Un tercer día, cayó en mis manos un nuevo libro, de época parecida a la del autor de La taberna errante, cuyo encabezamiento me atrajo. El loco (1918) de Khalil Gibram contiene un breve cuento de título sugerente, El espantapájaros, en el que se halla la oportuna ironía que explica el desafuero de la moderna educación. El monigote, orgulloso de su trabajo, que consiste en apartar de sí lo que le rodea, proclama que el éxito de su tarea se debe al placer que siente al realizarla. Un placer que “sólo conocen quienes están repletos de paja como yo”. Y así, pasado un año, se convierte en un “eminente filósofo”, como los paladines de la pedagogía del hiperaula o estupideces semejantes que van camino de arruinar la enseñanza en España.

Esta estrategia, la de desproveer al individuo de la ambición por separarse del resto, de sumirlo en la más absoluta medianía, anima a que el propósito de una vida sea el de la pura mediocridad. Y ésta ha sido la íntima aspiración de buena parte de los supuestos expertos en educación y de muchos políticos que les bailan el agua. Pero, negar a la persona su legítima tendencia al progreso es el reflejo de una actitud decadente, en lo intelectual tanto como en lo moral, impropia de los tiempos que corren. Me cuesta pensar que un profesor prohíba o limite la expresión del talento, como también me cuesta entender que haya docentes que humillen a sus alumnos. Ambas conductas son igualmente reprobables y por la misma razón, que no es otra que el respeto por los derechos de los chicos, tanto a ser reconocidos y premiados por su excelencia como atendidos si no llegan. Lo que no es en absoluto justo ni oportuno es que, en aras a una igualdad mal entendida, se estandarice al alumnado.

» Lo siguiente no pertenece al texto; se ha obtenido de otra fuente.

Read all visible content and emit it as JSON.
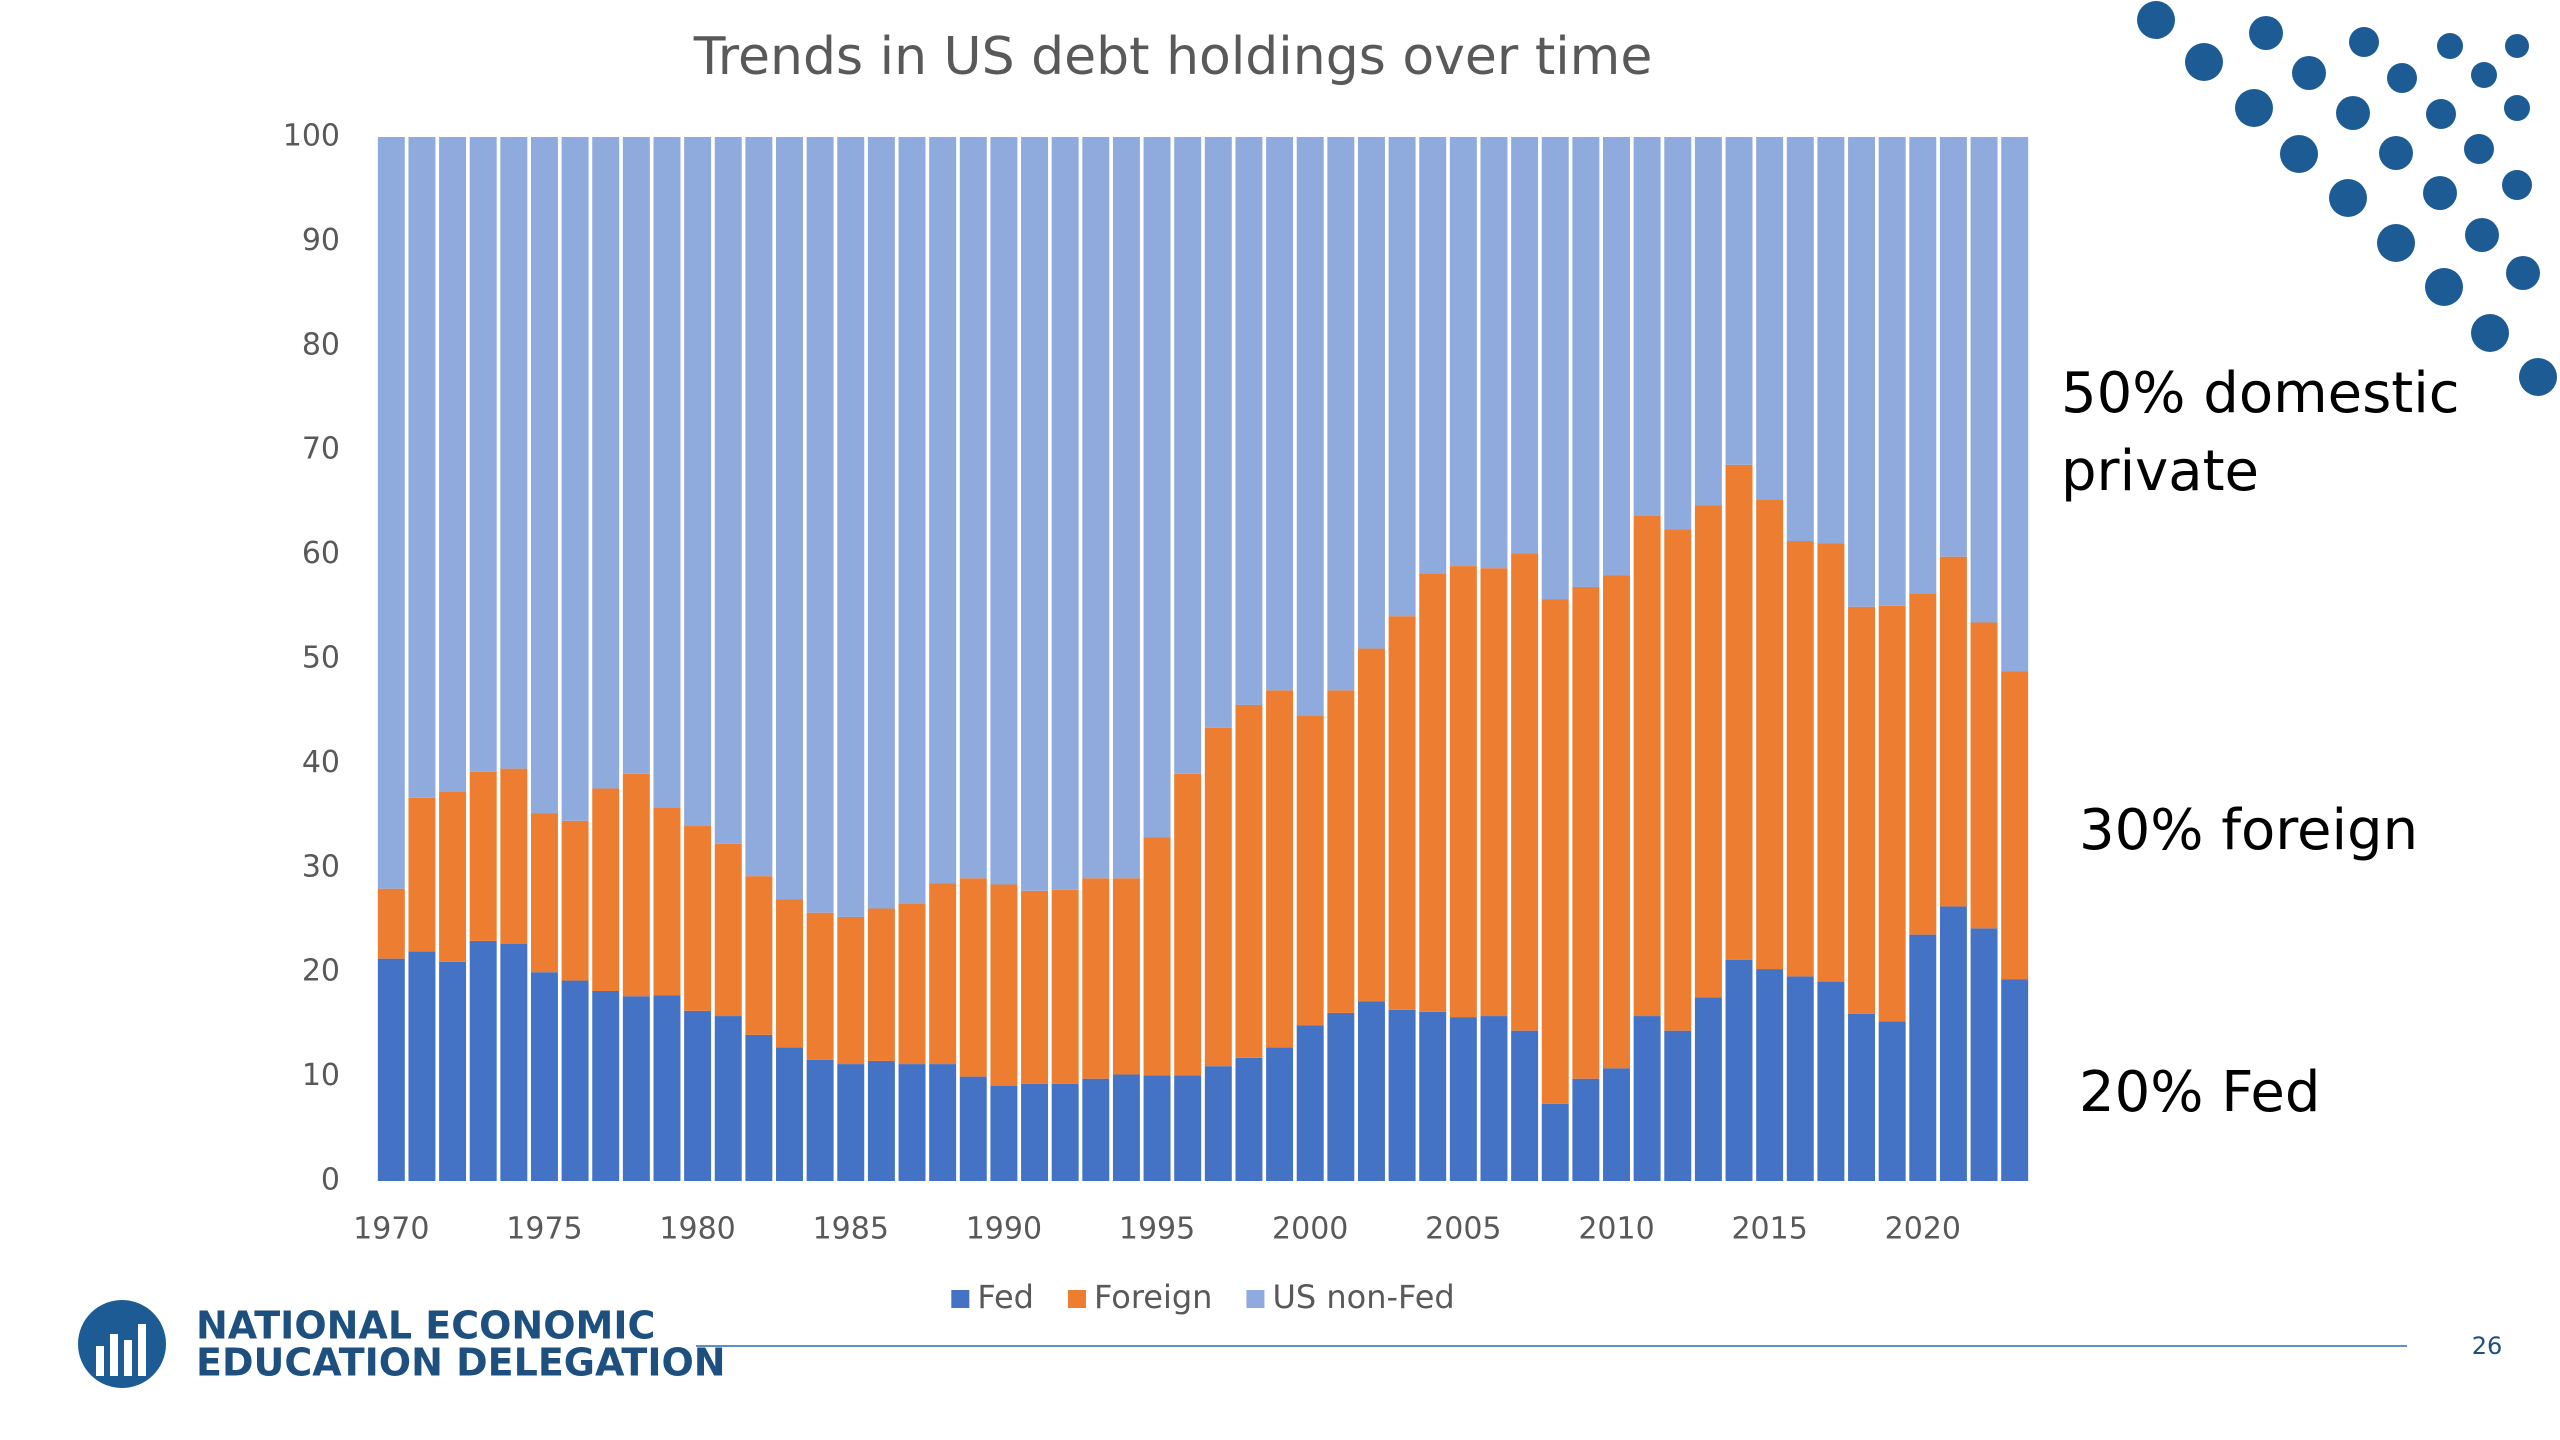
{
  "chart_data": {
    "type": "stacked-bar",
    "title": "Trends in US debt holdings over time",
    "x": [
      1970,
      1971,
      1972,
      1973,
      1974,
      1975,
      1976,
      1977,
      1978,
      1979,
      1980,
      1981,
      1982,
      1983,
      1984,
      1985,
      1986,
      1987,
      1988,
      1989,
      1990,
      1991,
      1992,
      1993,
      1994,
      1995,
      1996,
      1997,
      1998,
      1999,
      2000,
      2001,
      2002,
      2003,
      2004,
      2005,
      2006,
      2007,
      2008,
      2009,
      2010,
      2011,
      2012,
      2013,
      2014,
      2015,
      2016,
      2017,
      2018,
      2019,
      2020,
      2021,
      2022,
      2023
    ],
    "series": [
      {
        "name": "Fed",
        "color": "#4472c4",
        "values": [
          21.3,
          22,
          21,
          23,
          22.7,
          20,
          19.2,
          18.2,
          17.7,
          17.8,
          16.3,
          15.8,
          14,
          12.8,
          11.6,
          11.2,
          11.5,
          11.2,
          11.2,
          10,
          9.1,
          9.3,
          9.3,
          9.8,
          10.2,
          10.1,
          10.1,
          11,
          11.8,
          12.8,
          14.9,
          16.1,
          17.2,
          16.4,
          16.2,
          15.7,
          15.8,
          14.4,
          7.4,
          9.8,
          10.8,
          15.8,
          14.4,
          17.6,
          21.2,
          20.3,
          19.6,
          19.1,
          16,
          15.3,
          23.6,
          26.3,
          24.2,
          19.3
        ]
      },
      {
        "name": "Foreign",
        "color": "#ed7d31",
        "values": [
          6.7,
          14.7,
          16.3,
          16.2,
          16.8,
          15.2,
          15.3,
          19.4,
          21.3,
          18,
          17.7,
          16.5,
          15.2,
          14.2,
          14.1,
          14.1,
          14.6,
          15.4,
          17.3,
          19,
          19.3,
          18.5,
          18.6,
          19.2,
          18.8,
          22.8,
          28.9,
          32.4,
          33.8,
          34.2,
          29.7,
          30.9,
          33.8,
          37.7,
          42,
          43.2,
          42.9,
          45.7,
          48.3,
          47.1,
          47.2,
          47.9,
          48,
          47.1,
          47.4,
          45,
          41.7,
          42,
          39,
          39.8,
          32.7,
          33.5,
          29.3,
          29.5
        ]
      },
      {
        "name": "US non-Fed",
        "color": "#8faadc",
        "values": [
          72,
          63.3,
          62.7,
          60.8,
          60.5,
          64.8,
          65.5,
          62.4,
          61,
          64.2,
          66,
          67.7,
          70.8,
          73,
          74.3,
          74.7,
          73.9,
          73.4,
          71.5,
          71,
          71.6,
          72.2,
          72.1,
          71,
          71,
          67.1,
          61,
          56.6,
          54.4,
          53,
          55.4,
          53,
          49,
          45.9,
          41.8,
          41.1,
          41.3,
          39.9,
          44.3,
          43.1,
          42,
          36.3,
          37.6,
          35.3,
          31.4,
          34.7,
          38.7,
          38.9,
          45,
          44.9,
          43.7,
          40.2,
          46.5,
          51.2
        ]
      }
    ],
    "xlim": [
      1969.5,
      2023.5
    ],
    "xticks": [
      1970,
      1975,
      1980,
      1985,
      1990,
      1995,
      2000,
      2005,
      2010,
      2015,
      2020
    ],
    "ylim": [
      0,
      100
    ],
    "yticks": [
      0,
      10,
      20,
      30,
      40,
      50,
      60,
      70,
      80,
      90,
      100
    ],
    "grid": false,
    "legend": "bottom",
    "annotations": [
      [
        "50% domestic",
        "private"
      ],
      [
        "30% foreign"
      ],
      [
        "20% Fed"
      ]
    ]
  },
  "footer": {
    "logo_lines": [
      "NATIONAL ECONOMIC",
      "EDUCATION DELEGATION"
    ],
    "page_number": 26
  }
}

Como concluía Chesterton sobre el joven Simmons, “había ido al único lugar donde todo el mundo viste igual: a un regimiento”. En verdad que serían todos idénticos, tanto que se acabaría con la singularidad humana, con aquello que nos hace diferentes y únicos. Un mundo muy parecido a las distopías educativas de corte apocalíptico en las que el individuo desaparece por completo, sometido a la atonía general. Si esa es la dirección en la que circula el tren de la moderna educación, perdónenme, pero yo me bajo en la próxima estación.